Lloyd Webber warns online piracy will cost industry £1.2bn

Published Friday 3 April 2009 at 17:27 by Lalayn Baluch

Andrew Lloyd Webber has warned the government that its failure to tackle online piracy will result in “cataclysmic consequences” for the creative industries.

Speaking at the House of Lords, the composer, producer and Tory peer revealed that the music sector looked set to lose a projected £1.2 billion within a six-year period between 2007 and 2012 because of online copyright infringements, as well as 30,000 UK jobs - not including performers and composers who could lose their livelihood and stop creating as a result.

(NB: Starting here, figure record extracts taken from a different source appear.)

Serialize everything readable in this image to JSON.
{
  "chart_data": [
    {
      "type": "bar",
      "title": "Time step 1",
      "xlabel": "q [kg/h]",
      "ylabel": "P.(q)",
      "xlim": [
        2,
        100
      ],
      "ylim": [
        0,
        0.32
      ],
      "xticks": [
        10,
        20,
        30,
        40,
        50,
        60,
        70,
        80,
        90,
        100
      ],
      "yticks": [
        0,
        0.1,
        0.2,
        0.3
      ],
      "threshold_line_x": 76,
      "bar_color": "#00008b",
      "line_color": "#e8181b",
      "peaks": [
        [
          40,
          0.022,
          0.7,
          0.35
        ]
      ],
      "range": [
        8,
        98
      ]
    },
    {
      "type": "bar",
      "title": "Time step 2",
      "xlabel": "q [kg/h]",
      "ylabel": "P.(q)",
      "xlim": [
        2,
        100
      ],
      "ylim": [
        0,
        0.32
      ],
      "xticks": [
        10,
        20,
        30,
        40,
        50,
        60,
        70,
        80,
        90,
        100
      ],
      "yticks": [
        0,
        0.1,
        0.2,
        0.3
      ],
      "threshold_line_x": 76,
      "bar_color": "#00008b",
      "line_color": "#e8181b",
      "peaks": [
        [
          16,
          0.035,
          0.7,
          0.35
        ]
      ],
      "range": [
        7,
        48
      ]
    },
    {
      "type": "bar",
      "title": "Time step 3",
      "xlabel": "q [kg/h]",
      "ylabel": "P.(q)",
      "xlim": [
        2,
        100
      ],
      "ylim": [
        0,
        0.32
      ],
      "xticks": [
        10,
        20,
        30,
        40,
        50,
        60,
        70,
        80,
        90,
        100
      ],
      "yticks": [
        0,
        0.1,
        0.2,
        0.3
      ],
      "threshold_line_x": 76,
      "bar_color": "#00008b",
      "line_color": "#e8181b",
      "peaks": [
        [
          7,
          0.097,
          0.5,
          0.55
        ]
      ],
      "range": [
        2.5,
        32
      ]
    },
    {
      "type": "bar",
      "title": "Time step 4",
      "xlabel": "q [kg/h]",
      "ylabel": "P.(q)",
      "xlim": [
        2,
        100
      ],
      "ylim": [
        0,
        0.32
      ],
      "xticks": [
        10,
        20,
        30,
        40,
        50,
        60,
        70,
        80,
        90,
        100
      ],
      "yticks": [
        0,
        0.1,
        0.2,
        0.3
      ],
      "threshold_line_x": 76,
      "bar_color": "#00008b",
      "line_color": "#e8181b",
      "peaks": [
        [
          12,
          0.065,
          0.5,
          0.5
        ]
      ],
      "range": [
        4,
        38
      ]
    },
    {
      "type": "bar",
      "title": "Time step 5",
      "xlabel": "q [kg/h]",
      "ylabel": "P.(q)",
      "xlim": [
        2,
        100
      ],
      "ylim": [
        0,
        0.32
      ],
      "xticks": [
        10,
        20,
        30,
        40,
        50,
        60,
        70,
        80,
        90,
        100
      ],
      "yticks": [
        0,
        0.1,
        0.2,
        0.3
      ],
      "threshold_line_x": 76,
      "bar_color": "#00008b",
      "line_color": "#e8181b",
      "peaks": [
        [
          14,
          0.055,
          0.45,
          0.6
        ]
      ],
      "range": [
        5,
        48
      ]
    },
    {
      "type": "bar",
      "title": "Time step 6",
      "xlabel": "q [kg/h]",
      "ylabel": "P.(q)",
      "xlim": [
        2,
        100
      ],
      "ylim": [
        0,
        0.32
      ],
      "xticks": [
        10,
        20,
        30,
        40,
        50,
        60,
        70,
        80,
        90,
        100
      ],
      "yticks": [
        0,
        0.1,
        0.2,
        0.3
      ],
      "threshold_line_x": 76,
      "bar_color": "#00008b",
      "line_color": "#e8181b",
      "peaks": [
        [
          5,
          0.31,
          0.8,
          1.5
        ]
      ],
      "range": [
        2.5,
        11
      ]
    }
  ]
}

Lloyd Webber said the music industry was being ‘eroded’ by illegal activity online, and that it had lost £180 million because of internet piracy in 2008 alone.

He called on the government to help safeguard the future of the creative industries before it is too late.

“The question that occurs to me is whether in ten years’ time Britain will be a place from which, say, the Beatles could have emerged? Will Britain be a fertile environment for all creative talent? Will Britain be a place where music, TV, film, games and publishing companies are sufficiently healthy to invest in British creative talent and take it to the rest of the world?

“No, not when there are no longer shops selling physical products and when the internet has become a sort of Somalia of unregulated theft and piracy,” Lloyd Webber warned.

He also lambasted internet service providers, saying that they “feed off and undermine” the creative economies.

The peer urged the government to start regulating ISPs and encourage them to be more active in tackling copyright infringements, rather than expecting rights-holders to undertake the expensive and unpopular task of seeking prosecutions against individuals.

Lloyd Webber added: “Britain’s creative industries are not content providers for broadband. They are the experiences that bring consumers to the internet in the first place and they can only survive in a safe internet world. Lawlessness is not a model for any society and it cannot be a model for our digital future.

“The cultural ‘free lunch’ is not free because film, music, printed media and so on cannot be produced, marketed and distributed for nothing. Investment must be rewarded and performers, composers and authors must be paid.”